More to the point, it is an issue where votes are to be had in a leadership election. And a spot of Brussels-bashing can only help her too.

In Scotland, we have a better attitude towards immigration than our English cousins. We realise that our ageing population means we need that invigoration of our economy, and of our communities. And we know how to help those in need.

Alex Salmond, now the SNP’s foreign affairs spokesman, was appalled at Mrs May’s position. “I can think of very few people in Scotland – and very few people in England either – who would want to turn away people in total extremity given the scenes we have all witnessed over the last few months.

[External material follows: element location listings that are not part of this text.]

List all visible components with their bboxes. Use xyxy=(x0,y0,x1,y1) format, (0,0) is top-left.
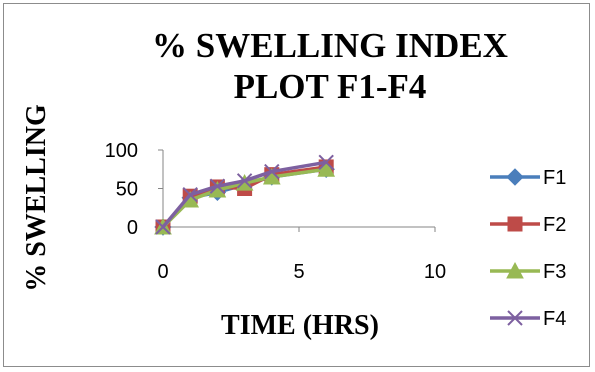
data-point-f4 xyxy=(236,173,253,189)
legend: F1 F2 F3 F4 xyxy=(490,167,566,330)
legend-item-f3: F3 xyxy=(490,261,566,283)
y-tick-label: 100 xyxy=(105,140,138,162)
x-tick-label: 0 xyxy=(157,261,168,283)
x-axis-title: TIME (HRS) xyxy=(221,310,379,341)
chart-title-line-2: PLOT F1-F4 xyxy=(234,67,427,106)
chart-title-line-1: % SWELLING INDEX xyxy=(152,26,508,65)
legend-label: F1 xyxy=(543,167,566,189)
data-point-f4 xyxy=(155,219,171,235)
legend-label: F4 xyxy=(543,308,566,330)
legend-item-f2: F2 xyxy=(490,214,566,236)
legend-marker xyxy=(507,216,523,232)
y-tick-label: 50 xyxy=(116,179,138,201)
data-point-f4 xyxy=(209,178,226,194)
legend-marker xyxy=(506,261,524,279)
data-point-f4 xyxy=(182,186,198,203)
x-tick-label: 5 xyxy=(293,261,304,283)
legend-label: F2 xyxy=(543,214,566,236)
x-tick-label: 10 xyxy=(424,261,446,283)
legend-marker xyxy=(507,310,523,326)
chart-frame xyxy=(3,3,590,367)
y-axis-title: % SWELLING xyxy=(21,104,52,292)
data-point-f4 xyxy=(318,154,334,171)
legend-label: F3 xyxy=(543,261,566,283)
data-point-f3 xyxy=(317,160,336,177)
y-tick-label: 0 xyxy=(127,217,138,239)
axes: 0 50 100 0 5 10 xyxy=(105,140,447,283)
legend-item-f4: F4 xyxy=(490,308,566,330)
legend-item-f1: F1 xyxy=(490,167,566,189)
plot-area xyxy=(154,154,336,236)
legend-marker xyxy=(506,168,524,186)
data-point-f4 xyxy=(264,163,280,180)
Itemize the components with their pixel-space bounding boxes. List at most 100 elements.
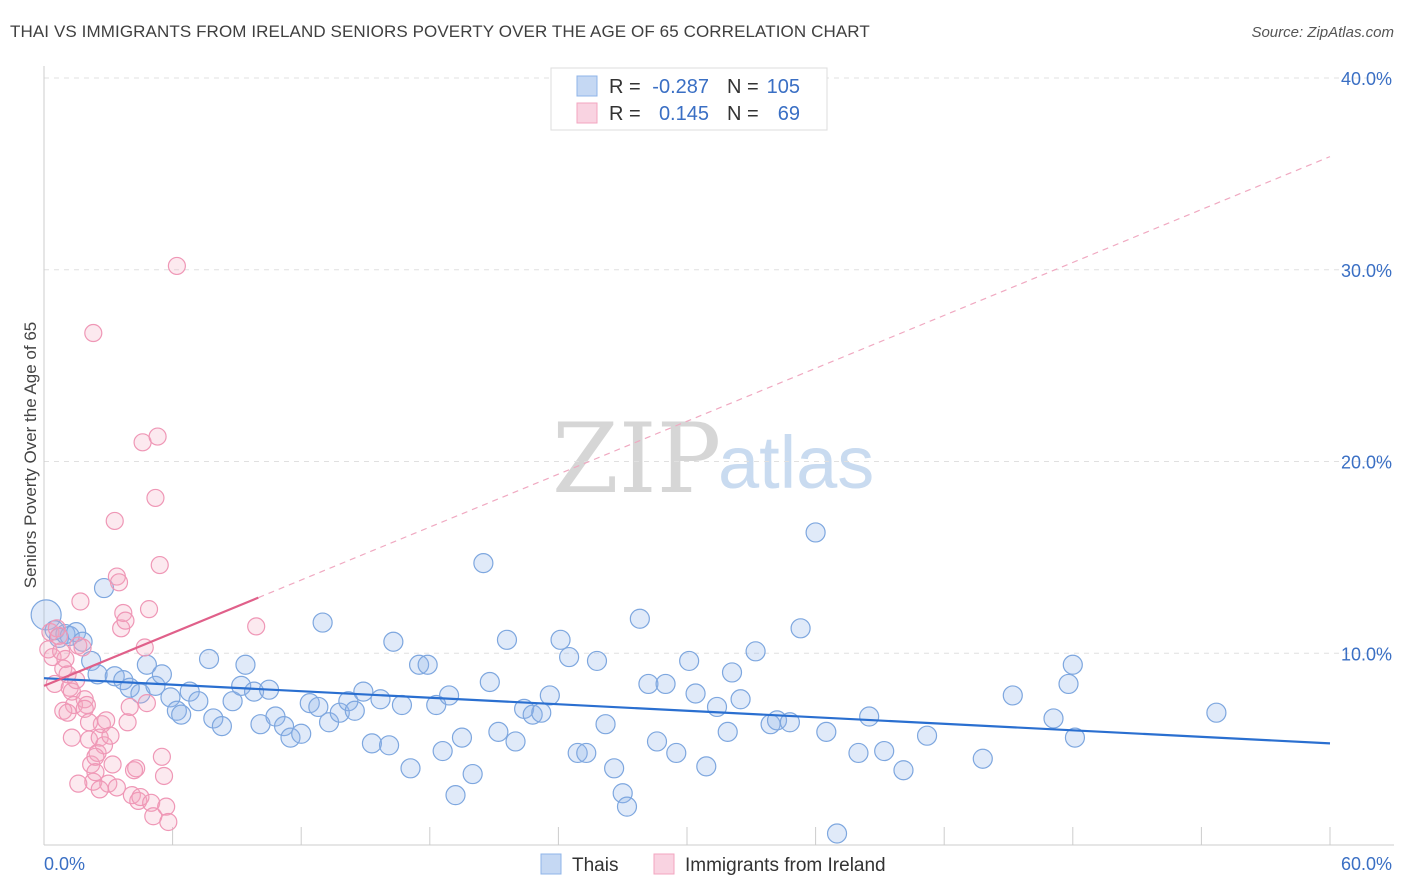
data-point-thais bbox=[586, 650, 608, 672]
x-tick-label: 60.0% bbox=[1341, 854, 1392, 874]
data-point-thais bbox=[576, 742, 597, 764]
data-point-thais bbox=[151, 664, 172, 685]
data-point-ireland bbox=[103, 755, 122, 774]
data-point-ireland bbox=[142, 793, 161, 812]
data-point-ireland bbox=[49, 626, 69, 646]
legend-swatch-pink bbox=[576, 102, 598, 124]
data-point-ireland bbox=[69, 774, 88, 793]
data-point-ireland bbox=[120, 697, 139, 717]
data-point-ireland bbox=[137, 694, 156, 713]
data-point-thais bbox=[805, 522, 826, 543]
legend-n-label-1: N = bbox=[727, 76, 759, 98]
y-tick-label: 10.0% bbox=[1341, 644, 1392, 664]
data-point-thais bbox=[638, 673, 659, 695]
data-point-thais bbox=[717, 721, 738, 742]
data-point-thais bbox=[243, 681, 265, 702]
data-point-thais bbox=[188, 691, 209, 712]
data-point-ireland bbox=[139, 600, 159, 619]
data-point-thais bbox=[685, 683, 706, 704]
data-point-ireland bbox=[71, 592, 90, 611]
data-point-ireland bbox=[152, 747, 171, 766]
data-point-thais bbox=[488, 721, 509, 742]
data-point-thais bbox=[273, 716, 295, 737]
data-point-thais bbox=[1064, 727, 1086, 748]
data-point-ireland bbox=[118, 713, 137, 732]
data-point-thais bbox=[612, 783, 633, 804]
data-point-ireland bbox=[157, 797, 176, 816]
data-point-thais bbox=[417, 654, 438, 675]
legend-r-value-2: 0.145 bbox=[659, 103, 709, 125]
data-point-thais bbox=[1058, 673, 1079, 695]
x-tick-label: 0.0% bbox=[44, 854, 85, 874]
data-point-thais bbox=[666, 742, 687, 764]
data-point-ireland bbox=[58, 703, 77, 722]
data-point-thais bbox=[160, 687, 181, 708]
tick-labels: 10.0% 20.0% 30.0% 40.0% 0.0% 60.0% bbox=[44, 69, 1392, 874]
data-point-ireland bbox=[150, 555, 169, 575]
data-point-thais bbox=[308, 696, 329, 718]
data-point-ireland bbox=[146, 488, 165, 508]
data-point-thais bbox=[629, 608, 650, 629]
data-point-thais bbox=[383, 631, 404, 652]
data-point-thais bbox=[595, 714, 616, 735]
data-point-thais bbox=[391, 694, 413, 716]
data-point-thais bbox=[479, 671, 500, 693]
data-point-ireland bbox=[127, 759, 146, 778]
gridlines bbox=[44, 77, 1394, 654]
data-point-ireland bbox=[90, 780, 109, 799]
data-point-thais bbox=[874, 740, 895, 762]
data-point-thais bbox=[1002, 685, 1023, 706]
source-label: Source: ZipAtlas.com bbox=[1251, 24, 1394, 41]
data-point-ireland bbox=[56, 649, 75, 669]
data-point-thais bbox=[30, 599, 62, 631]
data-point-thais bbox=[445, 785, 466, 806]
data-point-ireland bbox=[73, 638, 92, 657]
data-point-thais bbox=[344, 700, 365, 721]
data-point-thais bbox=[312, 612, 333, 633]
data-point-thais bbox=[496, 629, 518, 650]
data-point-thais bbox=[972, 748, 993, 769]
legend-r-value-1: -0.287 bbox=[652, 76, 709, 98]
data-point-thais bbox=[438, 685, 460, 706]
watermark-zip: ZIP bbox=[552, 403, 721, 515]
data-point-ireland bbox=[148, 427, 167, 446]
data-point-thais bbox=[859, 706, 880, 727]
data-point-thais bbox=[790, 618, 811, 639]
data-point-thais bbox=[361, 733, 383, 754]
data-point-thais bbox=[451, 727, 473, 748]
bottom-legend-swatch-thais bbox=[540, 853, 562, 875]
data-point-thais bbox=[679, 650, 700, 672]
data-point-ireland bbox=[84, 323, 103, 343]
legend-r-label-2: R = bbox=[609, 103, 641, 125]
data-point-thais bbox=[378, 735, 400, 756]
data-point-thais bbox=[531, 702, 552, 723]
y-tick-label: 20.0% bbox=[1341, 453, 1392, 473]
y-axis-label: Seniors Poverty Over the Age of 65 bbox=[21, 322, 40, 588]
data-point-thais bbox=[539, 685, 560, 706]
data-point-thais bbox=[280, 727, 301, 748]
data-point-thais bbox=[473, 553, 494, 574]
data-point-thais bbox=[616, 796, 638, 817]
y-tick-label: 30.0% bbox=[1341, 261, 1392, 281]
data-point-ireland bbox=[101, 726, 120, 745]
bottom-legend-label-ireland: Immigrants from Ireland bbox=[685, 855, 886, 876]
data-point-thais bbox=[171, 704, 192, 725]
chart-title: THAI VS IMMIGRANTS FROM IRELAND SENIORS … bbox=[10, 22, 870, 41]
trend-line-ireland-dashed bbox=[258, 156, 1331, 599]
y-tick-label: 40.0% bbox=[1341, 69, 1392, 89]
data-point-ireland bbox=[131, 787, 150, 807]
data-point-thais bbox=[696, 756, 717, 777]
data-point-thais bbox=[235, 654, 256, 675]
legend-swatch-blue bbox=[576, 75, 598, 97]
trend-line-thais bbox=[43, 677, 1331, 745]
data-point-thais bbox=[1206, 702, 1227, 723]
data-point-thais bbox=[231, 675, 252, 696]
series-ireland bbox=[39, 256, 266, 832]
data-point-thais bbox=[329, 702, 350, 723]
data-point-thais bbox=[745, 641, 766, 662]
bottom-legend-label-thais: Thais bbox=[572, 855, 618, 876]
series-thais bbox=[30, 522, 1227, 844]
data-point-thais bbox=[567, 742, 588, 764]
correlation-legend: R = -0.287 N = 105 R = 0.145 N = 69 bbox=[550, 67, 828, 131]
data-point-thais bbox=[730, 689, 751, 710]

Britain should take the full 60,000 and Scotland is willing to take our proportionate share, and we will argue for that.”

60,000? Of the six million displaced people from Syria, Britain has taken in fewer than 100. Astounding. The European Commission plan would see us take 2309 refugees, initially.

So David Cameron fails his first test of compassion in his second term. Is it because he believes this type of nonsense? Or is it perhaps that it’s just too much effort to rein in ambitious ministers?